Vampyr is a nearly-silent German film from 1932; director Carl Theodor Dreyer was mostly used to working with silent movies, and while there is a smattering of dialogue (in German, though both subtitled and dubbed versions are available in English), much of the story is told in silent movie fashion, with title cards providing occasional dumps of exposition.
The film has come to be viewed as a classic monster movie, having a 100% among critics rating on RottenTomatoes.com, and it has been released as part of the Criterion Collection of films on DVD. It is not as well known as the 1922 classic Nosferatu (and in my opinion, it’s an inferior film as far as the narrative goes), nor of course the Bela Lugosi classic Dracula, but in some ways it forms the third part of a triumvirate of what forms the modern vampire. (I haven’t seen Dracula in full yet, but I’ve seen bits and pieces, and of course it’s become a staple of pop culture references.)
Dracula has the vampire as aristocratic fiend, Nosferatu has the vampire as feral beast, and Vampyr has the vampire as supernatural curse. Each contributes something to the “lore” of movie vampires, such as transforming into a bat, being vulnerable to sunlight, and commanding lesser evil spirits, respectively. (Of course, describing these three films as the ancestors of modern movie vampires naturally raises the question of where the blame lies for the modern spate of vampire romances. Sadly, it’s probably with Bela, who made the Count fairly charming, if sinister. In Vampyr we see the effects of the vampire more than the vampire herself, and as for Nosferatu, well… there are a lot of words to describe Orlok, but charming isn’t on the list.)
Orlok wouldn’t sparkle if you dumped a whole bottle of glitter on him.
Vampyr focuses on traveling journalist Allan Gray, who while visiting a small village notices some seriously strange goings-on. Some of the villagers are deformed. There are strange noises that other people won’t acknowledge. Strangest of all, peoples’ shadows don’t always stay in sync with their bodies, and sometimes even go off wandering on their own.
Allan watches everything with wide-eyed terror. Literally, everything. I think his face got stuck this way.
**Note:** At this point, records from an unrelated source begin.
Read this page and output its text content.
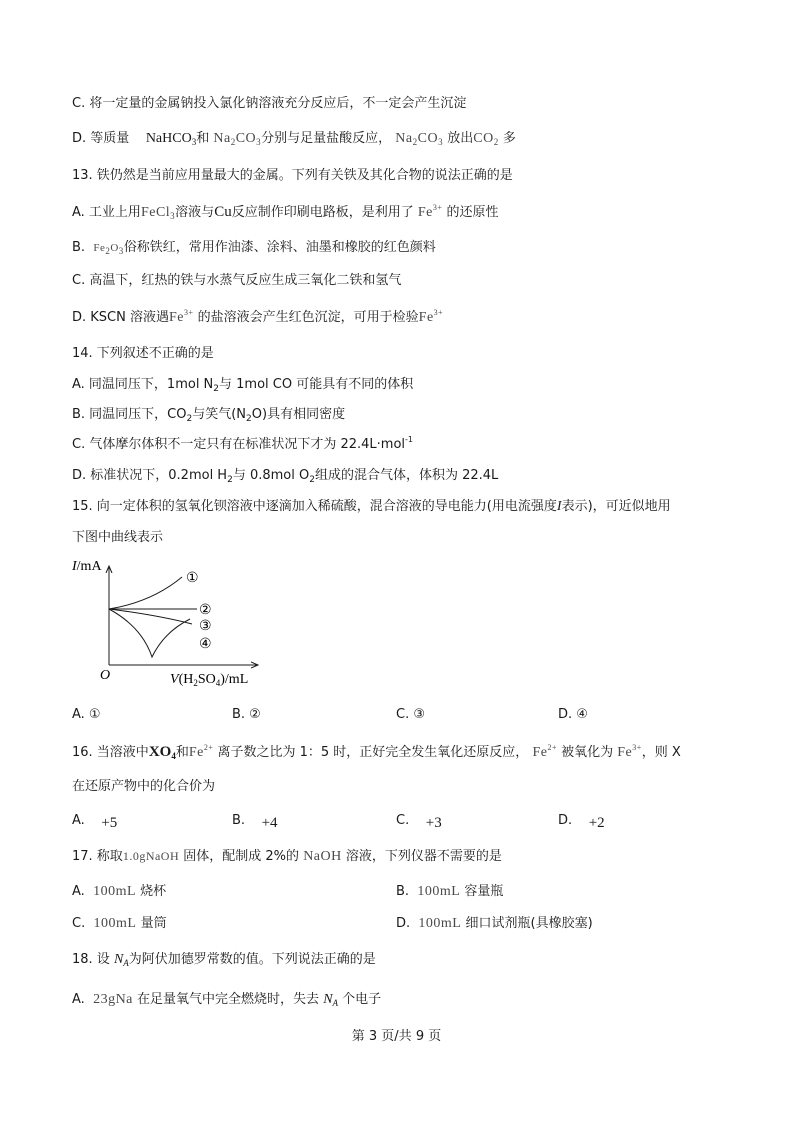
C. 将一定量的金属钠投入氯化钠溶液充分反应后，不一定会产生沉淀
D. 等质量 NaHCO$_3$和 $Na_2CO_3$分别与足量盐酸反应， $Na_2CO_3$ 放出$CO_2$ 多
13. 铁仍然是当前应用量最大的金属。下列有关铁及其化合物的说法正确的是
A. 工业上用FeCl$_3$溶液与Cu反应制作印刷电路板，是利用了 $Fe^{3+}$ 的还原性
B. $Fe_2O_3$俗称铁红，常用作油漆、涂料、油墨和橡胶的红色颜料
C. 高温下，红热的铁与水蒸气反应生成三氧化二铁和氢气
D. KSCN 溶液遇$Fe^{3+}$ 的盐溶液会产生红色沉淀，可用于检验$Fe^{3+}$
14. 下列叙述不正确的是
A. 同温同压下，1mol $N_2$与 1mol CO 可能具有不同的体积
B. 同温同压下，$CO_2$与笑气$(N_2O)$具有相同密度
C. 气体摩尔体积不一定只有在标准状况下才为 22.4L·mol$^{-1}$
D. 标准状况下，0.2mol $H_2$与 0.8mol $O_2$组成的混合气体，体积为 22.4L
15. 向一定体积的氢氧化钡溶液中逐滴加入稀硫酸，混合溶液的导电能力(用电流强度I表示)，可近似地用
下图中曲线表示
I/mA
O	$V(H_2SO_4)/mL$
①
②
③
④
A. ①	B. ②	C. ③	D. ④
16. 当溶液中$XO_4$和$Fe^{2+}$ 离子数之比为 1：5 时，正好完全发生氧化还原反应， $Fe^{2+}$ 被氧化为 $Fe^{3+}$，则 X
在还原产物中的化合价为
A. +5	B. +4	C. +3	D. +2
17. 称取1.0gNaOH 固体，配制成 2%的 NaOH 溶液，下列仪器不需要的是
A. 100mL 烧杯	B. 100mL 容量瓶
C. 100mL 量筒	D. 100mL 细口试剂瓶(具橡胶塞)
18. 设 $N_A$为阿伏加德罗常数的值。下列说法正确的是
A. 23gNa 在足量氧气中完全燃烧时，失去 $N_A$ 个电子
第 3 页/共 9 页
He is contacted by an old man, the lord of a local manor, who leaves him a package to be opened in the event of his death. Said death happens fairly soon, with the old man murdered at his manor right as Allan comes visiting. The old man leaves behind two daughters, quiet Giselle and sickly Leoné, who is gradually revealed to have been bitten by a vampire, and is slowly succumbing to vampiric transformation herself. Allan opens the package and find that it contains a book about vampires, detailing (and boy, does it detail) what they are, what their effects on their victims is, and what can be done about it. Why the old man left this to Allan only after his death instead of just coming out and saying “Hey, could you help out here?” is never explained.
Vampyr is critically respected, and it deserves a spot in monster movie history for some of the lore that it establishes. But will a modern viewer enjoy it? Sadly, there’s not much here for the modern-day film fan. The sleepy pace the film takes for the first two thirds can be a bit off-putting, and the dream-like qualities of the last third (particularly the actual dream sequence), while very well done, contribute to making a hither-to straightforward plot a little confusing. I have to say that this one is for diehards only, people who want to be strongly versed in old-school vampire movies. For the rest, Vampyr is one of those films where if you know it exists, you probably know all you need to.